Gustav nodded sympathetically. “Yeah, I understand the feelin’. And you know what, folks? The French in Miz-yer Valmont’s clues wasn’t the only thing that got worse as the week went on. The clues themselves got dumber and dumber, even though Mr. Curtis warned us the night he died that things would be gettin’ trickier. Well, it’s obvious what happened—although I didn’t see it till those snails pointed the way.”
Old Red pointed over at the golden egg Pinkerton still held in his hands.
“Yesterday, that was hidden in the Mining Building near a copy of the Statue of Liberty carved outta salt. Now, I’ll admit I ain’t the most far-traveled or wide-read man, but I do know this: The Statue of Liberty is on an island you can only reach by boat, and it came from France—where, I learned earlier this week, snails in garlic and butter are actually considered food—and salt causes snails to shrivel up and die. So that box with the snail shells and the ferry ticket and the garlic? That was part of a puzzle Curtis thunk up that never got used. He didn’t mean for us to be runnin’ around after puns and bad poems all week. He was gonna scatter around real clues, set up little scenes or some such. We’ll never really know, cuz the killer threw all that out and whipped up his own riddles based on what Curtis gave us the first day. Only his French wasn’t as good as Curtis’s, and it—and the riddles themselves—only got worse through the course of what must’ve been a very long night of writin’. So there we go. We’ve got half the ‘Why?’ figured. The killer wanted Curtis out of the way so he could muck with the contest. Yet that still doesn’t give us the other half: ‘To what end?’ ”
My brother took yet another long, silent look around. It wasn’t that he was getting cocky with his dramatic pauses, though. I figured he was starting to wonder—as was I—how much longer we’d have to drag this out. If we were lucky, the last piece of the puzzle would be handed over wrapped in ribbons any second. On the other hand, if we weren’t lucky—which is to say, if things went as per usual—we’d end up with more egg on our faces than a whole henhouse could produce in a month.

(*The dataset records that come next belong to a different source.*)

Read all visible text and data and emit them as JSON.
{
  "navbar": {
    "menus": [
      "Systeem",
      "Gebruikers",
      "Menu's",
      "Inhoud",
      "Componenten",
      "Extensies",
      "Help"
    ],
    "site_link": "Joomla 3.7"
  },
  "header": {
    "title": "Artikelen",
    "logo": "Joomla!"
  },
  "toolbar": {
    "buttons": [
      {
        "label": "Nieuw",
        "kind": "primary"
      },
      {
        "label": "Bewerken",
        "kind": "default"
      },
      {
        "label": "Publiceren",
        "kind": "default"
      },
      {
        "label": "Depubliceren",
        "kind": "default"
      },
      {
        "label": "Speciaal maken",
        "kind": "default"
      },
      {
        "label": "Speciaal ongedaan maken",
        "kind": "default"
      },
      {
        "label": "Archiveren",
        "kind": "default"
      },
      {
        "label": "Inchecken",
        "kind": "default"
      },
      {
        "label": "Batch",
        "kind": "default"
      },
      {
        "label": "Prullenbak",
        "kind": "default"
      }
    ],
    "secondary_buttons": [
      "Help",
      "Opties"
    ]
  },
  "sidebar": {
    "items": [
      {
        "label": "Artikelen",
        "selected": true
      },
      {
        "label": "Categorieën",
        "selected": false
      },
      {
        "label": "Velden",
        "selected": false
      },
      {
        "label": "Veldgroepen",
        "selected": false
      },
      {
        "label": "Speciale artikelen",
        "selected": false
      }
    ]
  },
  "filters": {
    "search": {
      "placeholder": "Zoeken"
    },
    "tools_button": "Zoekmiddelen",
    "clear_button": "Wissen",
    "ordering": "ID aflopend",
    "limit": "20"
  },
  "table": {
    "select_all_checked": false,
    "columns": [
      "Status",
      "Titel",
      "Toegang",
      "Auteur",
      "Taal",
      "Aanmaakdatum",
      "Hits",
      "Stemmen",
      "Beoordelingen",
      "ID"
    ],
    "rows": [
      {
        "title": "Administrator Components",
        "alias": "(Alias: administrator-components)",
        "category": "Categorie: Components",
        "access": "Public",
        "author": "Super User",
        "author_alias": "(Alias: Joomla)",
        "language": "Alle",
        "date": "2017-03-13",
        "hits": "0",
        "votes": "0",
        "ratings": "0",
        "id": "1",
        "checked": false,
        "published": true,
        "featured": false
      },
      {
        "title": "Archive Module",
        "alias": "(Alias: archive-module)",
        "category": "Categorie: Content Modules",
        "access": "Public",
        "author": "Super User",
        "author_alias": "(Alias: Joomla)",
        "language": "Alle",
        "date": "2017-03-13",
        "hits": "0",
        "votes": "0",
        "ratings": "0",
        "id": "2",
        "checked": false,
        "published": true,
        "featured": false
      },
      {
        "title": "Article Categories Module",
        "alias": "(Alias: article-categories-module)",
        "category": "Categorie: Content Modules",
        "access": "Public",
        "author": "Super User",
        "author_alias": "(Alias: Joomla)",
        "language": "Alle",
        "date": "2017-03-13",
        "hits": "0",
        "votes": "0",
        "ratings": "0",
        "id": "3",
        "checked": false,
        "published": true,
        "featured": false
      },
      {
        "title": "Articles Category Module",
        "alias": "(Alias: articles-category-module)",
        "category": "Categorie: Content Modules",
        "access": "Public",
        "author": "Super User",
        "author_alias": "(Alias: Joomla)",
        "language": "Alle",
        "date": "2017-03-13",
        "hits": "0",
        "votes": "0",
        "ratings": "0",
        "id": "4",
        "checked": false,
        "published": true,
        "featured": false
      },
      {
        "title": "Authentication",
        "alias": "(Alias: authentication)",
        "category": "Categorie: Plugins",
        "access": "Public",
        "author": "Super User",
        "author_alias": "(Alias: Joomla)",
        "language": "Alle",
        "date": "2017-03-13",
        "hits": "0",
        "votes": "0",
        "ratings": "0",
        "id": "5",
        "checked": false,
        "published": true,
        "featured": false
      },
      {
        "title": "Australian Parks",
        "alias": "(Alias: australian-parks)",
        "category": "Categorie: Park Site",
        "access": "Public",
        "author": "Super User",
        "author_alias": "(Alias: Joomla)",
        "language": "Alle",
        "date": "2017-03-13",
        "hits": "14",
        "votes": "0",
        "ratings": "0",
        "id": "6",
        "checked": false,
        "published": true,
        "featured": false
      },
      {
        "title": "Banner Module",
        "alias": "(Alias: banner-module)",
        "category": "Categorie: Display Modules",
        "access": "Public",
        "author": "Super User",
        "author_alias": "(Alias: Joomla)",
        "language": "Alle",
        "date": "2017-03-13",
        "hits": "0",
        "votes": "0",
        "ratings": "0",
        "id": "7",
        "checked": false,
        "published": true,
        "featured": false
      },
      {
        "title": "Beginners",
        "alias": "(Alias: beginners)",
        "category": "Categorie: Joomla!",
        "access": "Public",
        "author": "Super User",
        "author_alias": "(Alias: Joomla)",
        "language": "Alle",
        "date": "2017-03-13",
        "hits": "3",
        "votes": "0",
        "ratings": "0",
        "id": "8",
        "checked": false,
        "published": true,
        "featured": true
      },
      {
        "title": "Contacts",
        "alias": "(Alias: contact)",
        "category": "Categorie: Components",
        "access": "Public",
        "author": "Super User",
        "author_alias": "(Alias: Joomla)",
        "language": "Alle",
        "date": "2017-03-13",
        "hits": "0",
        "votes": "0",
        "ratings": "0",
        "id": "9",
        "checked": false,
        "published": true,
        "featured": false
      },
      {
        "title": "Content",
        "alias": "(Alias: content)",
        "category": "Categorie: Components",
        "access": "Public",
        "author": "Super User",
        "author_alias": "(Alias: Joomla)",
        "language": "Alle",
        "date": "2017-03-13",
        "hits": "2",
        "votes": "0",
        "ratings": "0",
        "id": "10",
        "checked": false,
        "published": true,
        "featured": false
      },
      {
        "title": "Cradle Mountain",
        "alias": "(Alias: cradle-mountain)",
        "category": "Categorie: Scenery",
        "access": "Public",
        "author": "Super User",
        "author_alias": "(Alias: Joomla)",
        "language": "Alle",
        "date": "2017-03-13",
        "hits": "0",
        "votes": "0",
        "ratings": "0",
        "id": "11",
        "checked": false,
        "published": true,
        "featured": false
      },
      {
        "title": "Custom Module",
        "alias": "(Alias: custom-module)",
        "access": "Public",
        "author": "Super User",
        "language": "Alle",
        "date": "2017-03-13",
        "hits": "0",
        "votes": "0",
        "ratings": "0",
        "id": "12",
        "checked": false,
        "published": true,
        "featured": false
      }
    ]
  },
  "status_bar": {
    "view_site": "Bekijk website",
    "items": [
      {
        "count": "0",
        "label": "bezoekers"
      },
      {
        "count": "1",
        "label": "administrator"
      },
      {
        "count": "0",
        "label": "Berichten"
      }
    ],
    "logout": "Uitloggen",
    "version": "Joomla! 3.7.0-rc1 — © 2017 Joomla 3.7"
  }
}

“Sherlock Holmes had him a rule for gettin’ to the heart of dark deeds,” Gustav said. “Accordin’ to him, the question you need to ask yourself is this: ‘Who is it who profits by it?’ Now here, you could say, ‘Nobody! No one won the contest.’ But I’d say that’s lookin’ at it out the wrong window, cuz there’s other directions to come at a profit. Those of you who’ve been followin’ the contest from the beginning know the egg’s been hidden in a different building off the Court of Honor each day. Yet today, for the first time, we came back to somewhere we’d already been before. This building—and not just that, but the part of this building that’s home to the most valuable single thing in all the White City, so far as I know.”
Gustav looked over at the tall, pyramid-topped pedestal upon which the Tiffany Diamond had once glimmered.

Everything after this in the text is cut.